The allure of the first Secret Life of Pets, a 2016 surprise hit for the animation studio Illumination, known primarily for their Despicable Me series and for releasing those annoying minions to the world, were the gags about what our pets did when we weren't home. The ideas behind how dogs, cats, and birds acted when we were gone, ranging from the appropriately cartoonish to clever in a grounded way, was what made the experience interesting and fun on its own. The Toy Story 1 rip-off overarching narrative about two dogs who initially hate each other having to work together in order to find their way back home was used merely as an excuse to pad the runtime to a feature.
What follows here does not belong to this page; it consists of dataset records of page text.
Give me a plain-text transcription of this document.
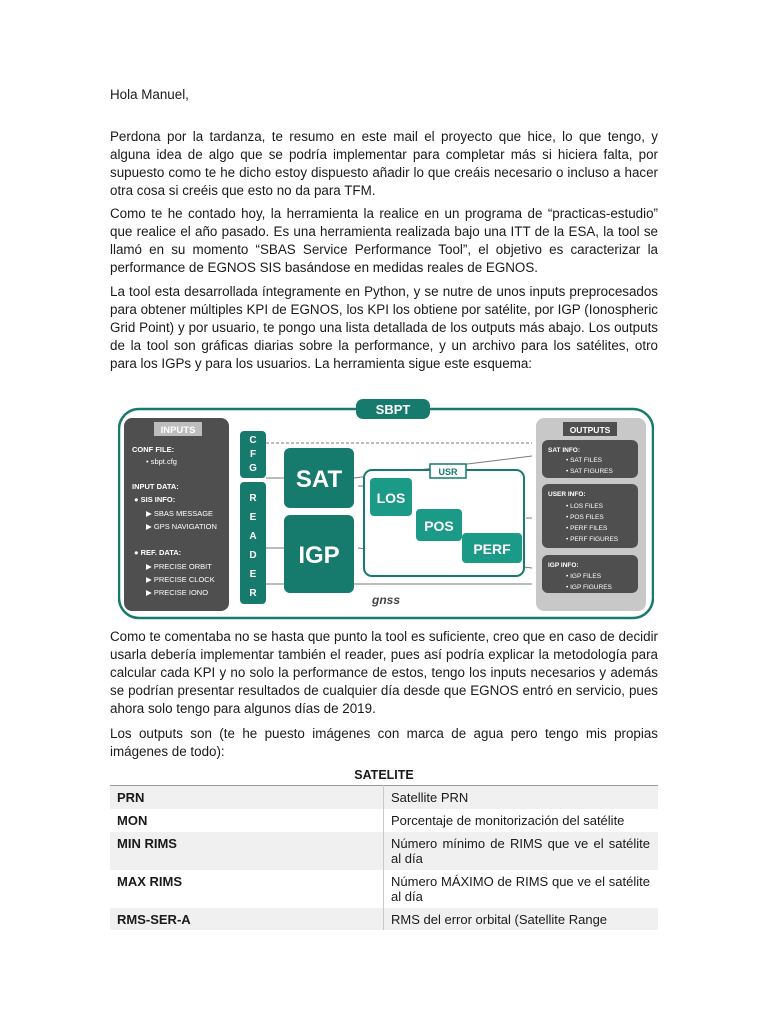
Hola Manuel,

Perdona por la tardanza, te resumo en este mail el proyecto que hice, lo que tengo, y alguna idea de algo que se podría implementar para completar más si hiciera falta, por supuesto como te he dicho estoy dispuesto añadir lo que creáis necesario o incluso a hacer otra cosa si creéis que esto no da para TFM.

Como te he contado hoy, la herramienta la realice en un programa de “practicas-estudio” que realice el año pasado. Es una herramienta realizada bajo una ITT de la ESA, la tool se llamó en su momento “SBAS Service Performance Tool”, el objetivo es caracterizar la performance de EGNOS SIS basándose en medidas reales de EGNOS.

La tool esta desarrollada íntegramente en Python, y se nutre de unos inputs preprocesados para obtener múltiples KPI de EGNOS, los KPI los obtiene por satélite, por IGP (Ionospheric Grid Point) y por usuario, te pongo una lista detallada de los outputs más abajo. Los outputs de la tool son gráficas diarias sobre la performance, y un archivo para los satélites, otro para los IGPs y para los usuarios. La herramienta sigue este esquema:

SBPT
INPUTS
CONF FILE:
• sbpt.cfg
INPUT DATA:
● SIS INFO:
▶ SBAS MESSAGE
▶ GPS NAVIGATION
● REF. DATA:
▶ PRECISE ORBIT
▶ PRECISE CLOCK
▶ PRECISE IONO
C
F
G
R
E
A
D
E
R
SAT
IGP
USR
LOS
POS
PERF
OUTPUTS
SAT INFO:
• SAT FILES
• SAT FIGURES
USER INFO:
• LOS FILES
• POS FILES
• PERF FILES
• PERF FIGURES
IGP INFO:
• IGP FILES
• IGP FIGURES
gnss

Como te comentaba no se hasta que punto la tool es suficiente, creo que en caso de decidir usarla debería implementar también el reader, pues así podría explicar la metodología para calcular cada KPI y no solo la performance de estos, tengo los inputs necesarios y además se podrían presentar resultados de cualquier día desde que EGNOS entró en servicio, pues ahora solo tengo para algunos días de 2019.

Los outputs son (te he puesto imágenes con marca de agua pero tengo mis propias imágenes de todo):

SATELITE
PRN	Satellite PRN
MON	Porcentaje de monitorización del satélite
MIN RIMS	Número mínimo de RIMS que ve el satélite al día
MAX RIMS	Número MÁXIMO de RIMS que ve el satélite al día
RMS-SER-A	RMS del error orbital (Satellite Range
The sequel, The Secret Life of Pets 2, seems to have been aware of this, so what we get here is a series of vignettes that center on the various characters from the first film, with the addition of some new characters like the fearless dog Daisy voiced by Tiffany Haddish. It's basically an anthology made up of a number of short films, intercut instead of presented episodically. Only during the forced third act climax do the stories interject, and even then the ending fizzles because the artificiality of bringing these shorts together sticks out.
The most basic "come to terms with your fears" family movie plot comes in the form of the first film's protagonist Max (Voiced by Patton Oswalt instead of Louis C.K. this time for obvious reasons) worrying about his owner's toddler getting hurt during a vacation at a farm. In comes the obligatory parental figure in the form of the gruff sheepdog Rooster (Harrison Ford, who sounds asleep at the mic), who will eventually teach Max the importance of letting children learn for themselves. It's a fairly predictable and by-the-numbers story for the genre.
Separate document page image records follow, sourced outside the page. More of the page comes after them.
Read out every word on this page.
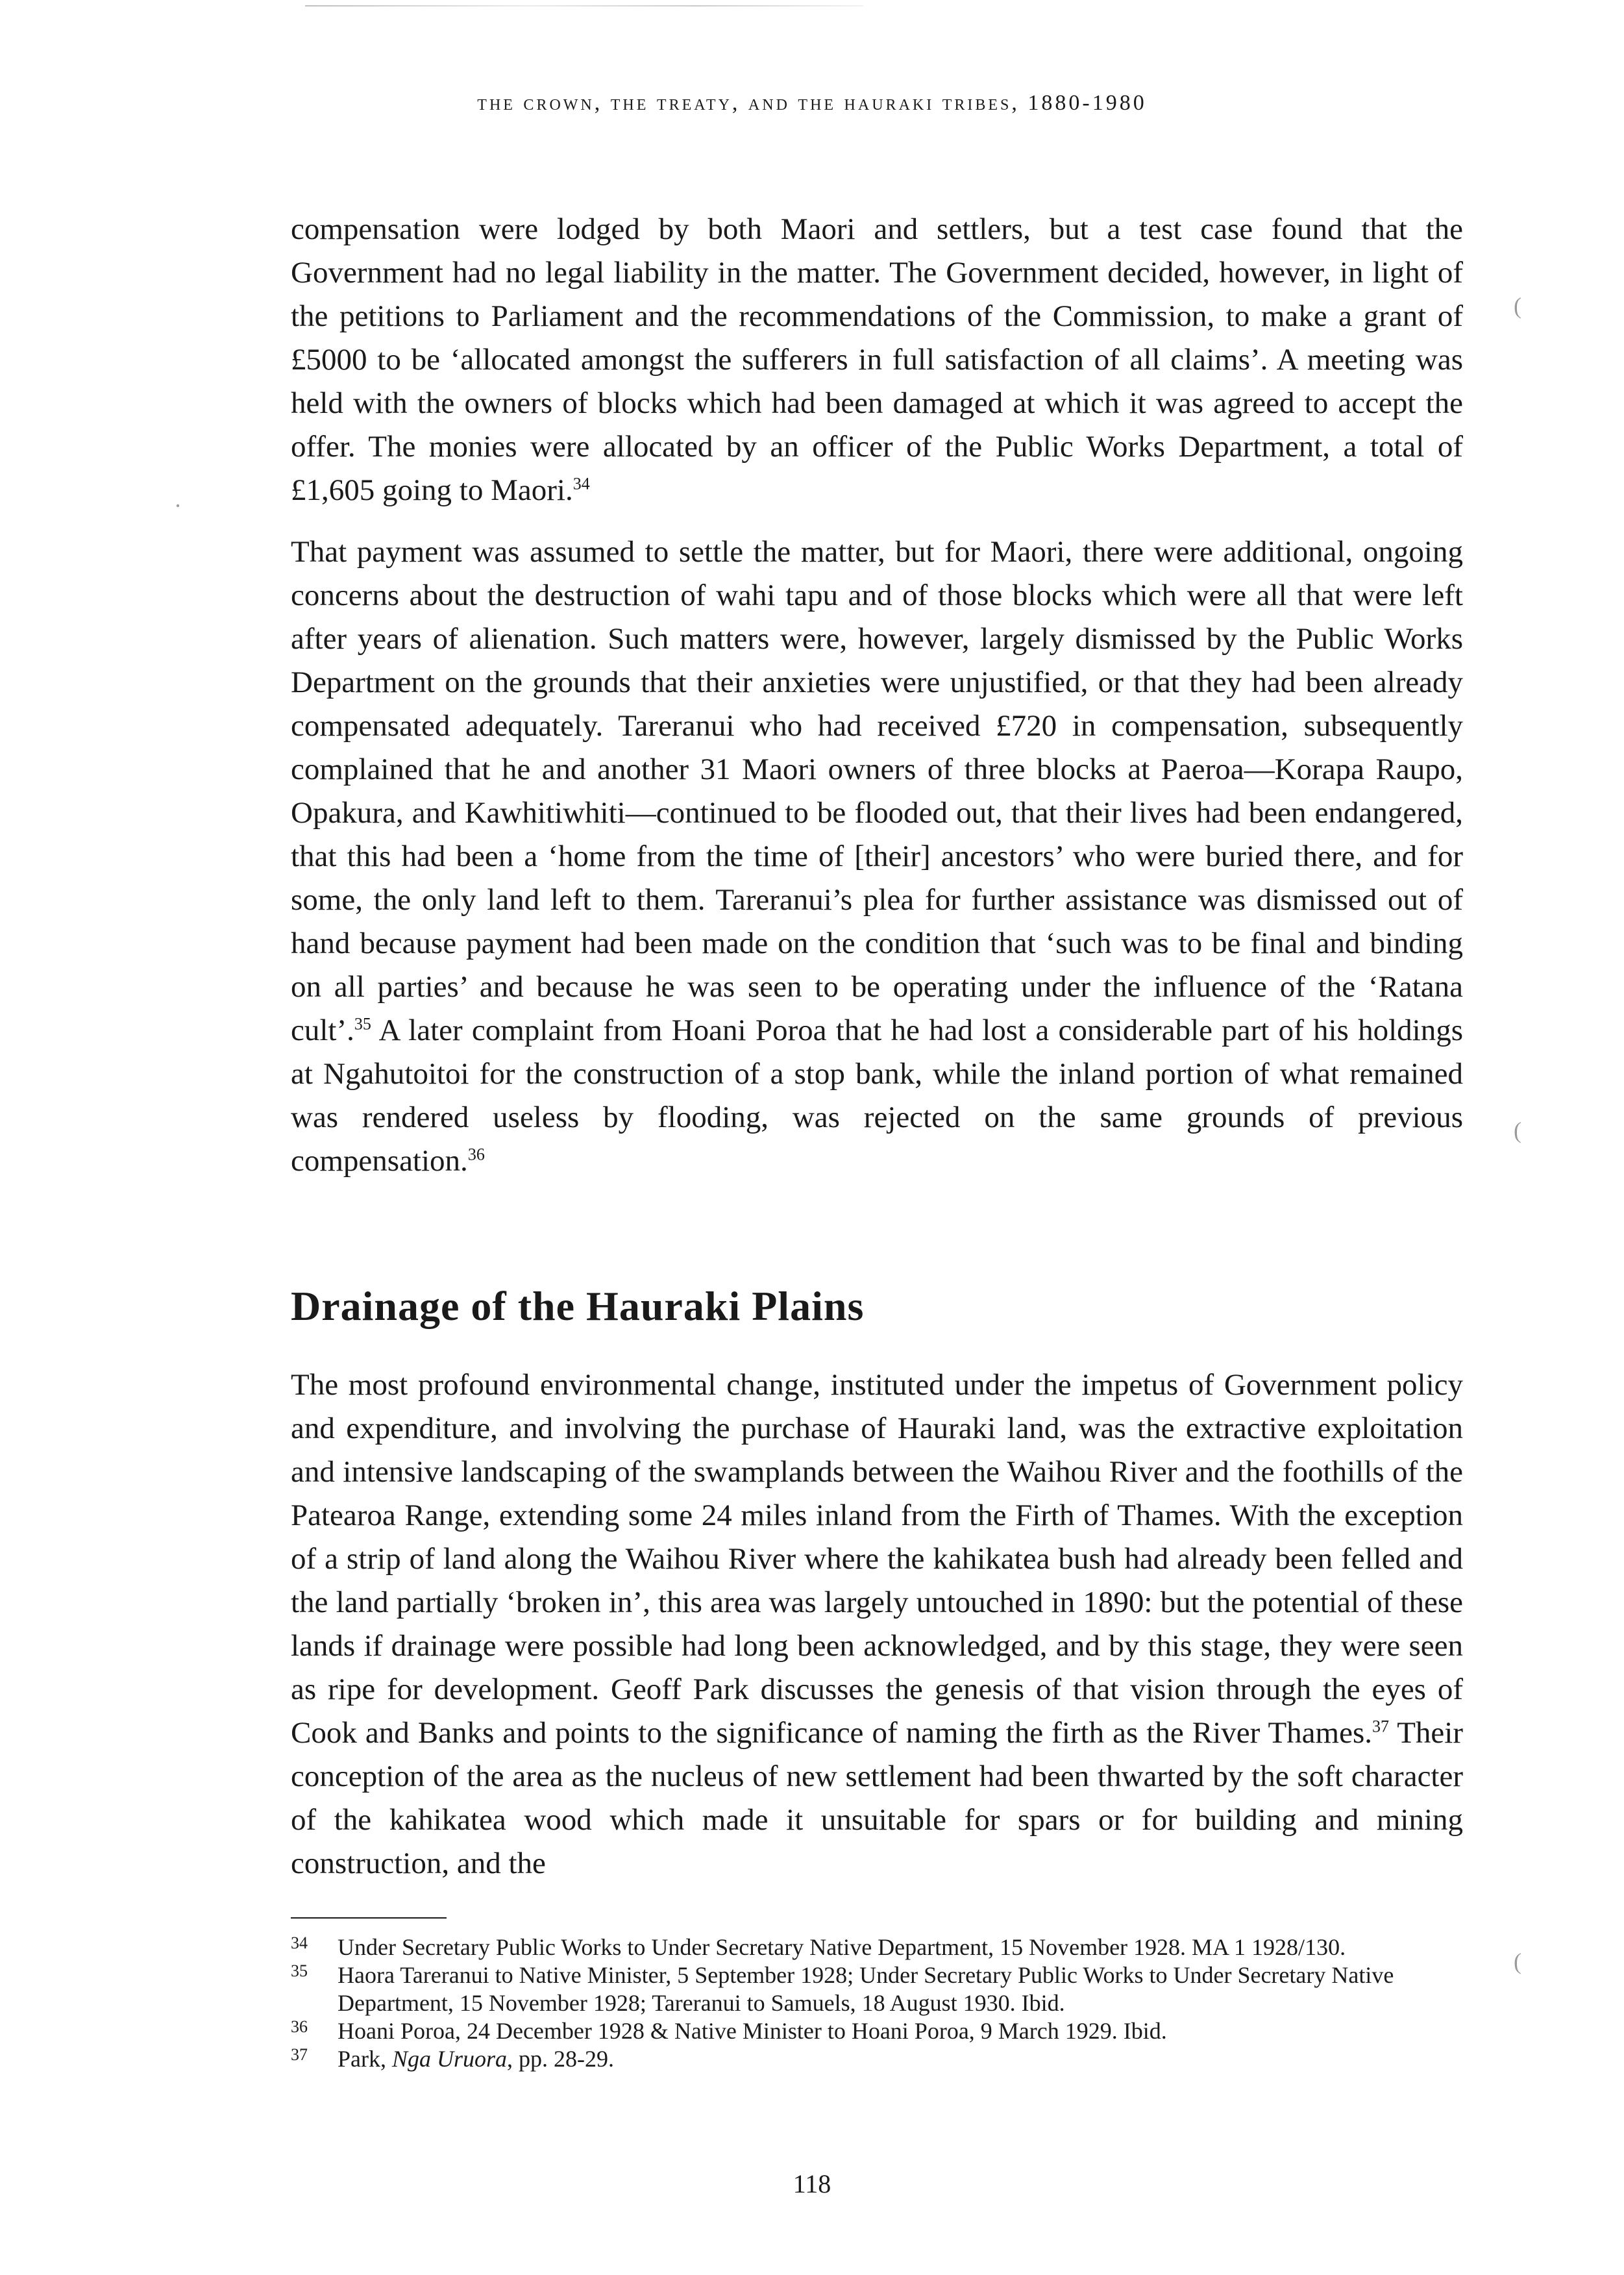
the crown, the treaty, and the hauraki tribes, 1880-1980

compensation were lodged by both Maori and settlers, but a test case found that the Government had no legal liability in the matter. The Government decided, however, in light of the petitions to Parliament and the recommendations of the Commission, to make a grant of £5000 to be ‘allocated amongst the sufferers in full satisfaction of all claims’. A meeting was held with the owners of blocks which had been damaged at which it was agreed to accept the offer. The monies were allocated by an officer of the Public Works Department, a total of £1,605 going to Maori.$^{34}$

That payment was assumed to settle the matter, but for Maori, there were additional, ongoing concerns about the destruction of wahi tapu and of those blocks which were all that were left after years of alienation. Such matters were, however, largely dismissed by the Public Works Department on the grounds that their anxieties were unjustified, or that they had been already compensated adequately. Tareranui who had received £720 in compensation, subsequently complained that he and another 31 Maori owners of three blocks at Paeroa—Korapa Raupo, Opakura, and Kawhitiwhiti—continued to be flooded out, that their lives had been endangered, that this had been a ‘home from the time of [their] ancestors’ who were buried there, and for some, the only land left to them. Tareranui’s plea for further assistance was dismissed out of hand because payment had been made on the condition that ‘such was to be final and binding on all parties’ and because he was seen to be operating under the influence of the ‘Ratana cult’.$^{35}$ A later complaint from Hoani Poroa that he had lost a considerable part of his holdings at Ngahutoitoi for the construction of a stop bank, while the inland portion of what remained was rendered useless by flooding, was rejected on the same grounds of previous compensation.$^{36}$

Drainage of the Hauraki Plains

The most profound environmental change, instituted under the impetus of Government policy and expenditure, and involving the purchase of Hauraki land, was the extractive exploitation and intensive landscaping of the swamplands between the Waihou River and the foothills of the Patearoa Range, extending some 24 miles inland from the Firth of Thames. With the exception of a strip of land along the Waihou River where the kahikatea bush had already been felled and the land partially ‘broken in’, this area was largely untouched in 1890: but the potential of these lands if drainage were possible had long been acknowledged, and by this stage, they were seen as ripe for development. Geoff Park discusses the genesis of that vision through the eyes of Cook and Banks and points to the significance of naming the firth as the River Thames.$^{37}$ Their conception of the area as the nucleus of new settlement had been thwarted by the soft character of the kahikatea wood which made it unsuitable for spars or for building and mining construction, and the

34	Under Secretary Public Works to Under Secretary Native Department, 15 November 1928. MA 1 1928/130.
35	Haora Tareranui to Native Minister, 5 September 1928; Under Secretary Public Works to Under Secretary Native Department, 15 November 1928; Tareranui to Samuels, 18 August 1930. Ibid.
36	Hoani Poroa, 24 December 1928 & Native Minister to Hoani Poroa, 9 March 1929. Ibid.
37	Park, Nga Uruora, pp. 28-29.
118
(
(
(
·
Snowball (Kevin Hart), the psychotic bunny from the first film, has learned to mellow out a little bit as he's been domesticated recently, but he also holds delusions of grandeur as he fantasizes about being a superhero. That's where Daisy comes in, because every movie with Kevin Hart is nowadays contractually obligated to include Tiffany Haddish, and asks Snowball's help in rescuing a poor tiger cub from the clutches of an evil, i.e. Eastern European stereotype, circus owner (Nick Kroll). This is the story with the most action and adventure elements, and the chemistry between Hart and Haddish keeps us afloat.
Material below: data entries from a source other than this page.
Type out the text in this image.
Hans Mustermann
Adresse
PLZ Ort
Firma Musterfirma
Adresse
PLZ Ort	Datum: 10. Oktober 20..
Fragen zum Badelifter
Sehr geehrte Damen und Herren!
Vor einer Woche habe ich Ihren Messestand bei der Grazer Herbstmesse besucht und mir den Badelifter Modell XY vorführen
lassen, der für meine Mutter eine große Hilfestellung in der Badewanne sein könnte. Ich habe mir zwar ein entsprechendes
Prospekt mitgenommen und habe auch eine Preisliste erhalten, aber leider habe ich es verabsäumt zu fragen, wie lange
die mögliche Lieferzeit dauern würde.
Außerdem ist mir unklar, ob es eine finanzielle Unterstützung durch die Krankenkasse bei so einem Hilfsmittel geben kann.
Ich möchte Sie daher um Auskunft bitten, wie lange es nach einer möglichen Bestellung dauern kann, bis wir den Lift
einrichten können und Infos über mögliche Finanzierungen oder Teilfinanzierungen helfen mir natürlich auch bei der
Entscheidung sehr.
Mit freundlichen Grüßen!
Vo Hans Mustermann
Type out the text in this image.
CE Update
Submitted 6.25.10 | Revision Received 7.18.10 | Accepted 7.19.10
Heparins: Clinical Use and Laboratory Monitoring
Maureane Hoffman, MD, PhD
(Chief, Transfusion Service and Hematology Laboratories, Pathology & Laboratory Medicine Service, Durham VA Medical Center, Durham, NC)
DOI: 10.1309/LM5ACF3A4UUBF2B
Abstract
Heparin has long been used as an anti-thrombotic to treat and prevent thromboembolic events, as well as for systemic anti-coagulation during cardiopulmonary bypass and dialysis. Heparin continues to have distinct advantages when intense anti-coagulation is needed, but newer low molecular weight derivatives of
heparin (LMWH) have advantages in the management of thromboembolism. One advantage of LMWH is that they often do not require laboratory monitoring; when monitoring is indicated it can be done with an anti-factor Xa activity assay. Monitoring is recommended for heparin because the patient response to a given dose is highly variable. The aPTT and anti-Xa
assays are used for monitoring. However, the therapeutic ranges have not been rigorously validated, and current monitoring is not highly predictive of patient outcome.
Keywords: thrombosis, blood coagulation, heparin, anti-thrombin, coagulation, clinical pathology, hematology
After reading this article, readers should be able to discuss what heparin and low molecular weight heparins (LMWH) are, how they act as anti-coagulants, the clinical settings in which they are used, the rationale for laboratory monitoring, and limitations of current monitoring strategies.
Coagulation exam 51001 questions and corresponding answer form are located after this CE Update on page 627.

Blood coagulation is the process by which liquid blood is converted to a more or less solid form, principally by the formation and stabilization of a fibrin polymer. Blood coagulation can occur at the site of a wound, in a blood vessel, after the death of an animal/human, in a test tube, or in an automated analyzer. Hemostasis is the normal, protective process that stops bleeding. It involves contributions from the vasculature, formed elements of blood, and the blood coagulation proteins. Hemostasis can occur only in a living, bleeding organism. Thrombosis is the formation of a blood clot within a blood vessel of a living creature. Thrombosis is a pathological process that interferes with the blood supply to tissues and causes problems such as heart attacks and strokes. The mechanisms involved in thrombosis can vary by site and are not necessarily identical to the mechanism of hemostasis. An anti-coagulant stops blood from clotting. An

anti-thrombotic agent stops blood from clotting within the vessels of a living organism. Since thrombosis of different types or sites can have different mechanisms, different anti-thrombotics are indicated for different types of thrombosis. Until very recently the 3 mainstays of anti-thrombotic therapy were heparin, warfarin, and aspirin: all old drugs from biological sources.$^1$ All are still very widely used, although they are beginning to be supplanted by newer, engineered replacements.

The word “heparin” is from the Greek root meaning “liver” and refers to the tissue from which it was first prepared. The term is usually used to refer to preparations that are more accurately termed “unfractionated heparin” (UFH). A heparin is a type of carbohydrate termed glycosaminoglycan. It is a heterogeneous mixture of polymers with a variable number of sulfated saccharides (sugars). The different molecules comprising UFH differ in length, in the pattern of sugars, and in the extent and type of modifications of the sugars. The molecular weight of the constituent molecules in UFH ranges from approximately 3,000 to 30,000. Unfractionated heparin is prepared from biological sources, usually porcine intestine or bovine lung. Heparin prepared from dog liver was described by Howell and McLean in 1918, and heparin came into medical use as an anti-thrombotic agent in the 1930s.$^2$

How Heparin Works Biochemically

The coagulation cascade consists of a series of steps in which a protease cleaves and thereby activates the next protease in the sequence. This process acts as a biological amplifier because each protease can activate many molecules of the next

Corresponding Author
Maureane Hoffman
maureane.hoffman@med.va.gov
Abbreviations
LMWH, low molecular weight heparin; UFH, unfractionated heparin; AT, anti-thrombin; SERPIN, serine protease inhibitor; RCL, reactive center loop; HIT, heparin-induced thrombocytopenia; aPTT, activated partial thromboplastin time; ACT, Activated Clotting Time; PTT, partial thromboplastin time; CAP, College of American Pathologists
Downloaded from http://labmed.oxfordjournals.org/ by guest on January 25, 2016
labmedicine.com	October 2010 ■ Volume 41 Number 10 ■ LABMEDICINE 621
The funniest plot, and the one that's worth a quick rental of the whole movie, involves Gidget (Jenny Slate), who has a crush on Max and is for some reason consistently friendzoned by him, trying to reclaim Max's favorite toy from an entire community of surly cats living with the cartoon embodiment of an old cat lady. There are a lot of great jokes here about the aloofness and disinterest of cats, as Gidget goes through extensive training about how to act like a cat, i.e. an unapologetic a-hole, so she can infiltrate the felines and grab Max's toy. A gag about the eponymous laser pointer, a cat's source of equal fear and awe, is the best moment in the film.
Illumination once again provides a universally bright and colorful look that harkens back to old Disney cartoons. The 1080p transfer captures that look perfectly with a bright and detailed presentation. I didn't see any video noticeable video noise, not even minor aliasing.
The Dolby Atmos track keeps busy with a heavy inclusion of all the surround tracks during action heavy sequences, and the affable score pans around the channels to give us an immersive experience. The dialogue from the center channels is clear and vibrant.
Super Gidget: A very cute short about Gidget's own superhero fantasies.
Minion Scouts: If you can't stand the minions the way I can't, skip this short. Otherwise, it's a Minions movie, so it's exactly what you'd expect.
The Making of the Mini-movies: A five-minute featurette about the two shorts.
Deleted Scenes: 2 minutes of very short segments.
A Tapestry of Tail: A 7-minute EPK that covers the overall production.
How to Draw: This is very cute and informative for the little ones. A quick lesson on drawing the characters.
Frame by Frame: Another sweet lesson on animation, this time about creating flipbooks as the first steps of the art form.
Character Pods: 16 minutes worth of tiny interviews where the voice actors discuss their characters.
My Buddy and Me: Basically an excuse to have the actors play with cuddly animals.
The Further Adventures of Captain Snowball: An interactive motion comic that tells an amusing Captain Snowball story.
Pets with Jobs: I wish this was longer than 7 minutes. It's a short documentary about how pets can help people in real world situations. Watch the Netflix documentary series Dogs for a more complete experience on this.
A Party Fit for a Pet: This lesson on how to throw a party for pets is sweet in theory, but parents should be warned that it might be chaos in practice.
Relax the Cat: An appropriately silly lesson from the voice actors on how to massage your pet.
Puppy Training School: Kevin Hart fools around with some unruly puppies in this quick comedy bit.
Production Pets: A series pictures showing pets in Illumination offices.
Pat's Yule Log: This is absolutely pointless. The pets from the movie walk back and forth the screen.
Lyric Videos: For "Panda" and "It's Gonna Be a Lovely Day"
With enough within the various short stories to keep the little ones entertained, as well as a bevy of fun extras, The Secret Life of Pets 2 isn't revolutionary by any means, but could work as a quick rental.